News International free­sheet thelondonpaper was ­rumoured to be on the verge of closing its doors, while the Telegraph Media Group has ­decided to make eight journalists redundant.
How, then, has a niche title such as City AM managed to turn its first profit when­ ­others can barely stay afloat?

The business freesheet ­announced this month that its revenue in the six months to March was £3.5m.

Now, as other papers cut staff and merge operations, City AM is even considering a roll-out to a second UK city, although it would not be drawn on which one.

PROs believe the paper's success stems from its innate ­understanding of its ‘cash-rich, time-poor' readership, whose six-figure salaries mean their interests and needs are miles away from those of the average Daily Mail reader.

Their idea of a good investment would involve a hedge fund rather than an ISA.
James Holmes is an account manager at Limelight PR who successfully pitched his concierge service client to the freesheet.

He says: ‘City AM is as much about the lifestyles of those who read it as it is about the Square Mile itself.
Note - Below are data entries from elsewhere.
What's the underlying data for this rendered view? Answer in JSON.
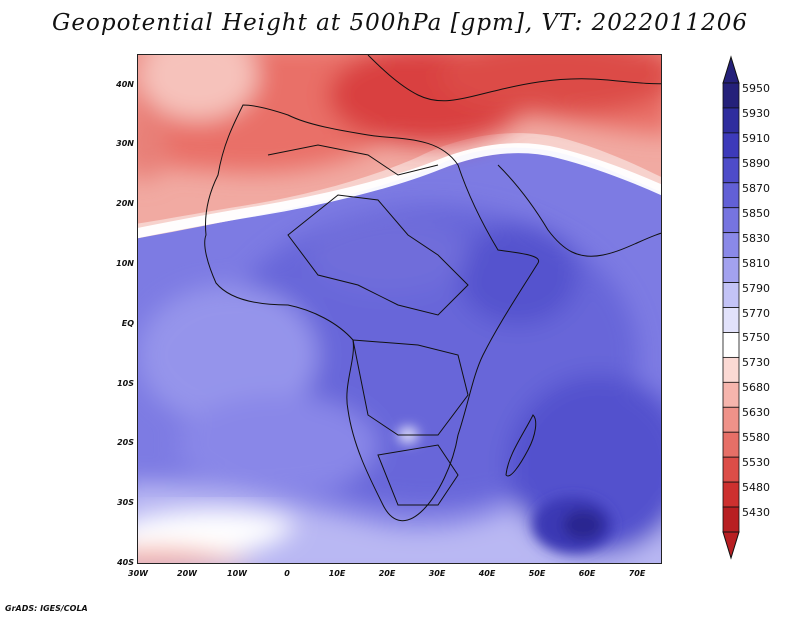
{
  "title": "Geopotential Height at 500hPa [gpm], VT: 2022011206",
  "footer": "GrADS: IGES/COLA",
  "lat_labels": [
    "40N",
    "30N",
    "20N",
    "10N",
    "EQ",
    "10S",
    "20S",
    "30S",
    "40S"
  ],
  "lon_labels": [
    "30W",
    "20W",
    "10W",
    "0",
    "10E",
    "20E",
    "30E",
    "40E",
    "50E",
    "60E",
    "70E"
  ],
  "colorbar": {
    "levels": [
      "5950",
      "5930",
      "5910",
      "5890",
      "5870",
      "5850",
      "5830",
      "5810",
      "5790",
      "5770",
      "5750",
      "5730",
      "5680",
      "5630",
      "5580",
      "5530",
      "5480",
      "5430"
    ],
    "colors": [
      "#25217a",
      "#2f2d9e",
      "#3d3aba",
      "#4e4cc9",
      "#6260d6",
      "#7674e0",
      "#8a89e8",
      "#a3a2ef",
      "#c3c3f6",
      "#e2e2fb",
      "#ffffff",
      "#fbd9d4",
      "#f6b5ad",
      "#ef9289",
      "#e66f67",
      "#dc4d48",
      "#cd302f",
      "#b81f22"
    ]
  },
  "colors": {
    "deep_blue": "#3a37b7",
    "mid_blue": "#6664d8",
    "light_blue": "#8f8ee9",
    "pale_blue": "#cfcff8",
    "light_red": "#f3aaa2",
    "mid_red": "#e2615a",
    "deep_red": "#c92b2d"
  }
}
We knew any feature we pitched had to be very aspirational and exude wealth and success.'

Holmes warns that City AM's journalists have no time for dithering: ‘It is no good ­offering City AM an idea and then going away to develop it with the client - it is, after all, a daily paper, so it simply does not operate like that.

‘You need to be able to run with the feature there and then. We took our client to an airfield and borrowed an ­Aston Martin, which produced some fantastic shots.'

Other PROs warn pitching to City AM can be difficult unless you have longstanding relationships within the editorial team.
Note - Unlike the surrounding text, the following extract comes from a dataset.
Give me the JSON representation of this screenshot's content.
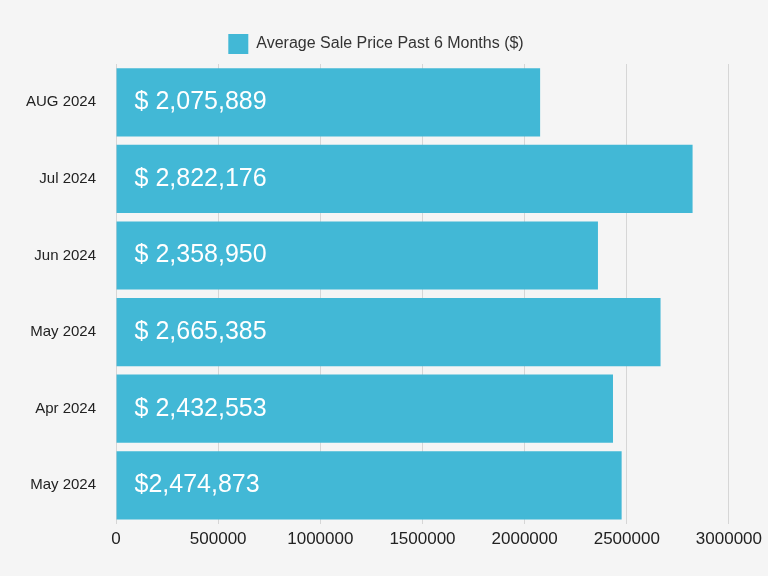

Fourth Day PR co-founder Nikki Scrivener says: ‘There's a lot of churn there, so it is ­impossible to develop decent relationships.

‘My perception is that City AM is seen by young journalists as a stepping stone to greater things. So, the paper is probably a good training ground for journa­lists, but not so good for us PROs trying to find the right person to whom to pitch.'

There are, of course, always opportunities for clients with specialist knowledge.

Ascension Consulting's Russ Bryan secured a full-page byline for his client, the CEO of Manchester Business School, about MBA degrees for the ‘digital generation'.

‘City AM was fine to work with,' says Bryan. ‘Its staff were very open to new ideas.

Frequency Daily: Monday to Friday

Circulation 101,758 (May 2008 ABCs)

Deadline ASAP

Editor Allister Heath
020 7015 1210


A MINUTE WITH... Allister Heath, editor, City AM

How has City AM done so well this year when other titles are sacking staff or closing down?
There are two sides of the equation. We’re taking very tight control of our costs. Also, circulation is increasing – while our ABCs are 101,000, we have a readership of more than 161,000 each day, so our advertisers are following our readers.

We want to take the circulation up to 150,000 – right now it is just distributed in Canary Wharf, the Square Mile and Green Park.

What would be your dream front-page splash?
A great exclusive M&A story. Or a CEO resigning or a shop’s profits falling. We’re always keen for PROs to give us interesting stories. We also have three or four pages of lifestyle stuff every day, so we need to know what’s going on.

What are your plans for the year ahead?
We’re starting with growth in London, then a possible regional roll-out. We’ll be doing much more on the web and now have QR codes, so readers can get the news via mobile phone.